House of the week: home near Timaru built to move
For a property that was bought as a hobby farm, there has been plenty of serious activity on Craig and Yolande Thompson's 80 hectares of land at Hadlow, north of Timaru.
If planting some 4000 specimens including liquidambars, pin oaks, tussocks and toetoe wasn't enough, the couple has also been involved in the hands-on business of building and decorating an award-winning house.
But not just any house. Even before the first earth was turned, the couple had their eyes on the ultimate prize – a dream home built further out on the ridge. Their new house, they decided should be relocatable to keep their future options open.
The 165sqm house was built so it could be transported on the back of a truck in a single piece if they decided to sell or to move it elsewhere.
When Craig and Yolande met in 2010, they renovated a house together for themselves and Craig's three daughters – Samantha, 25, Maggie, 16, and Liz, 13.
They chose Hadlow for this new project, an area that looks towards the Southern Alps and is only 5km to the centre of town. The couple like the area's community spirit. "At Christmas time there are big get-togethers at the homes of different people – everyone's so friendly."
While the home has the welcoming feel of a country lodge, its form is contemporary, with a soaring monopitch roof and floor to ceiling glazing to usher in big country views.
An infinity lawn stretches out on the northern side, with a ha-ha keeping stock out and preserving the view.

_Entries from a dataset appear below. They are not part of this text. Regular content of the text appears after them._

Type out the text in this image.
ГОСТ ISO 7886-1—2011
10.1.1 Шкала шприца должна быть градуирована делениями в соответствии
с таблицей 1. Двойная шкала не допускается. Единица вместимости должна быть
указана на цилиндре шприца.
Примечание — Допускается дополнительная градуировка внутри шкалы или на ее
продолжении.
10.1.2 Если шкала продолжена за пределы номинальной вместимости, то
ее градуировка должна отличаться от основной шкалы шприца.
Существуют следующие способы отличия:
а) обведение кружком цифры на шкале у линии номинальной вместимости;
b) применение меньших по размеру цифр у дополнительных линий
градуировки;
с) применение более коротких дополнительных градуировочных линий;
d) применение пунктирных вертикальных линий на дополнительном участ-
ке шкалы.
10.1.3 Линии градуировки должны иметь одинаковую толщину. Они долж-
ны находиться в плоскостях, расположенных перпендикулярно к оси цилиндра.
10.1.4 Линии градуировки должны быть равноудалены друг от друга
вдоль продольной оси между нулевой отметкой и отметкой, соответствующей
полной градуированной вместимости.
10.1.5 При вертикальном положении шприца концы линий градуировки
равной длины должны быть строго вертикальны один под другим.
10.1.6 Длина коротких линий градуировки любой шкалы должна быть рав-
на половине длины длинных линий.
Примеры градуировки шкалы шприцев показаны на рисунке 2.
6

Tobacco-gold tussocks, shrubs and carefully placed lichen-encrusted rocks tie in with the cedar ply panels of the soffit and garaging.
Craig and his brother Vaughan own a commercial construction company and took charge of the structural steel work. The 19 x 8m house cantilevers off three steel beams. "It gives the illusion of floating above the earth," says Craig.

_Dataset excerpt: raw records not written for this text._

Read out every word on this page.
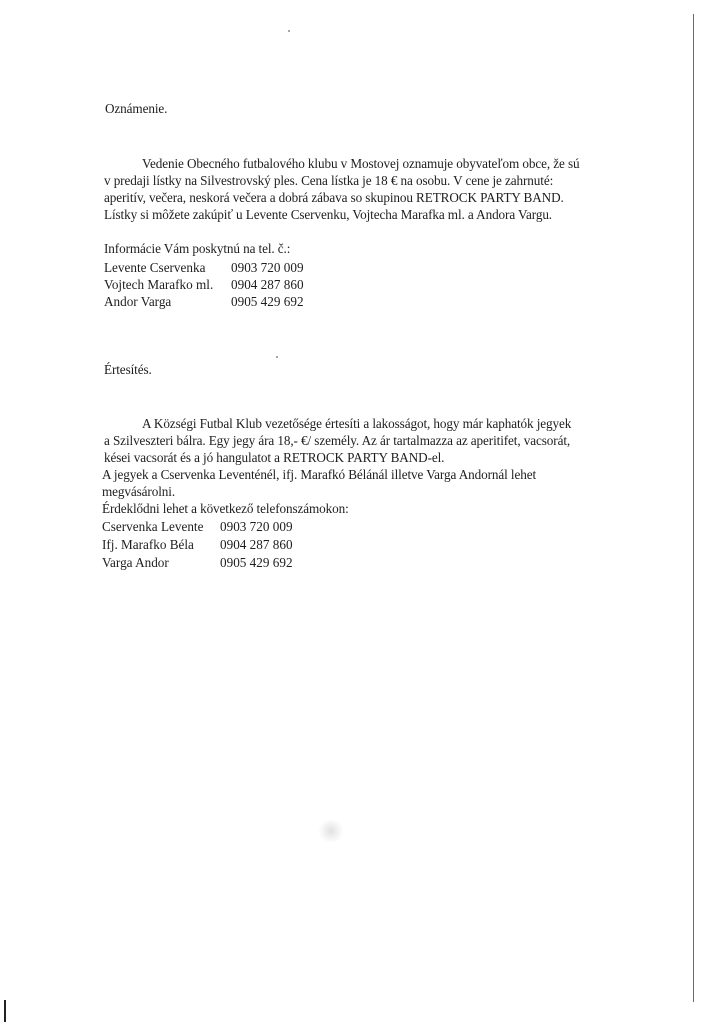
Oznámenie.
Vedenie Obecného futbalového klubu v Mostovej oznamuje obyvateľom obce, že sú
v predaji lístky na Silvestrovský ples. Cena lístka je 18 € na osobu. V cene je zahrnuté:
aperitív, večera, neskorá večera a dobrá zábava so skupinou RETROCK PARTY BAND.
Lístky si môžete zakúpiť u Levente Cservenku, Vojtecha Marafka ml. a Andora Vargu.
Informácie Vám poskytnú na tel. č.:
Levente Cservenka 0903 720 009
Vojtech Marafko ml. 0904 287 860
Andor Varga	0905 429 692
Értesítés.
A Községi Futbal Klub vezetősége értesíti a lakosságot, hogy már kaphatók jegyek
a Szilveszteri bálra. Egy jegy ára 18,- €/ személy. Az ár tartalmazza az aperitifet, vacsorát,
kései vacsorát és a jó hangulatot a RETROCK PARTY BAND-el.
A jegyek a Cservenka Leventénél, ifj. Marafkó Bélánál illetve Varga Andornál lehet
megvásárolni.
Érdeklődni lehet a következő telefonszámokon:
Cservenka Levente 0903 720 009
Ifj. Marafko Béla 0904 287 860
Varga Andor	0905 429 692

With steel trusses, a wraparound deck that unbolts from the side and lightweight Colorsteel cladding, it will be easy to jack up and sit on a truck.
Originally a clothing designer, Yolande worked for companies such as Swanndri, then established her own label, Gilbert & Keen.

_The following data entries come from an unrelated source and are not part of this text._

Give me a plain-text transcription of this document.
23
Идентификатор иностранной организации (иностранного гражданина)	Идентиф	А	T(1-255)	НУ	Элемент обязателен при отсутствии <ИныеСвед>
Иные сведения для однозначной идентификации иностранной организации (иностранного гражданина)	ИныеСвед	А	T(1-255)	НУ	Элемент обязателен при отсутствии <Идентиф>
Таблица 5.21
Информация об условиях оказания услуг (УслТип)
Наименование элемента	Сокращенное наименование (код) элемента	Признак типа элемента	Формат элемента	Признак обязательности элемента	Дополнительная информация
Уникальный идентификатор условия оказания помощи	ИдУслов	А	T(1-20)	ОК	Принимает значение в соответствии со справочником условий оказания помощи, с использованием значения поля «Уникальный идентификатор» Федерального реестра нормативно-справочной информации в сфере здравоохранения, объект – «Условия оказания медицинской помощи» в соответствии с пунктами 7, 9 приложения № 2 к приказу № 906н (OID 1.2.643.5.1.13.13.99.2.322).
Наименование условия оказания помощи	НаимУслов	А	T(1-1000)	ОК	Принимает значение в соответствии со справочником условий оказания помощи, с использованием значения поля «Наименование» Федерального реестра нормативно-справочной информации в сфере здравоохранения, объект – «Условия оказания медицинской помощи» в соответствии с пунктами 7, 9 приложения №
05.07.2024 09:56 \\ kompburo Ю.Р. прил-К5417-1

"It was pitched at the 40-plus rural market and proved to be very popular with the golfing ladies." She's now moved into interior design. "Many of the principles you use in clothing translate: scale and proportion, texture and colour."
In a house where every centimetre counts, proportions were meticulously calculated. Yolande designed the bathroom to maximise the small space: "Because it needs to be transportable, there are no ceramics. We've used acrylic, stainless steel, vinyl and put in a big safety glass mirror."
In the kitchen, the steel-grey joinery is largely flexible Formica and melamine to allow for lifting the building.
The walls in the open-plan living and kitchen are Resene 'Diesel', a deep black-red, and the hearth around the woodburner is dark blue steel. Yolande was keen to match the furniture to the moody colour palette.
"It was hard to find the right grey for the leather lounge suite." Then she used tobacco brown accessories to add warmth. Mounted animal heads from Craig's hunting trips contribute to the lodge-like feel, and texture and colour is added with animal skins, beaten copper, tartan and a burnt orange rug.
A painting by Timaru artist Holly Zandbergen is a focal point in the living room. "In 2015, she won the Best Young Artist award in London's National Open Art Competition," says Yolande.
"We've loved her work since she was a teenager and commissioned a painting of a rugged landscape. In certain light you get the impression that you're looking out a window."
The house won Wilson Building of Timaru a gold award in the 2015 Master Builders' House of the Year – no mean achievement for a dwelling designed to be relocatable. But the real reward is how well it works for family life. Craig's two younger girls live nearby and ride their horses up for weekends.
While it feels like a solid family home that will last for generations, it won't be here forever.
Who knows where it will end its days – its strong architectural lines could grace another spot on Craig and Yolande's property, a section closer to town or even a site way up in the hills on a high country station.
Best decorating tip: Start with one inspirational piece, whether that's a piece of furniture, soft furnishings (maybe a cushion) or a piece of art. Build your decor around that.
Best budget advice: Trends cost! Don't try to be on trend. Trends change and date quickly. Style your home in a way that best reflects your family's lifestyle.
Place to visit: Enjoy a meal at one of the exceptionally good restaurants on Timaru's The Bay Hill, overlooking lovely Caroline Bay.
When Treasure hunting: Visit Overflow, a chaotic treasure trove of second-hand South Canterbury homeware and furnishings, which can be found in Mayfield, halfway between Geraldine and Methven on the main highway.
Best coffee: At Timaru's funky Arthur St Cafe down by Aoraki Polytechnic.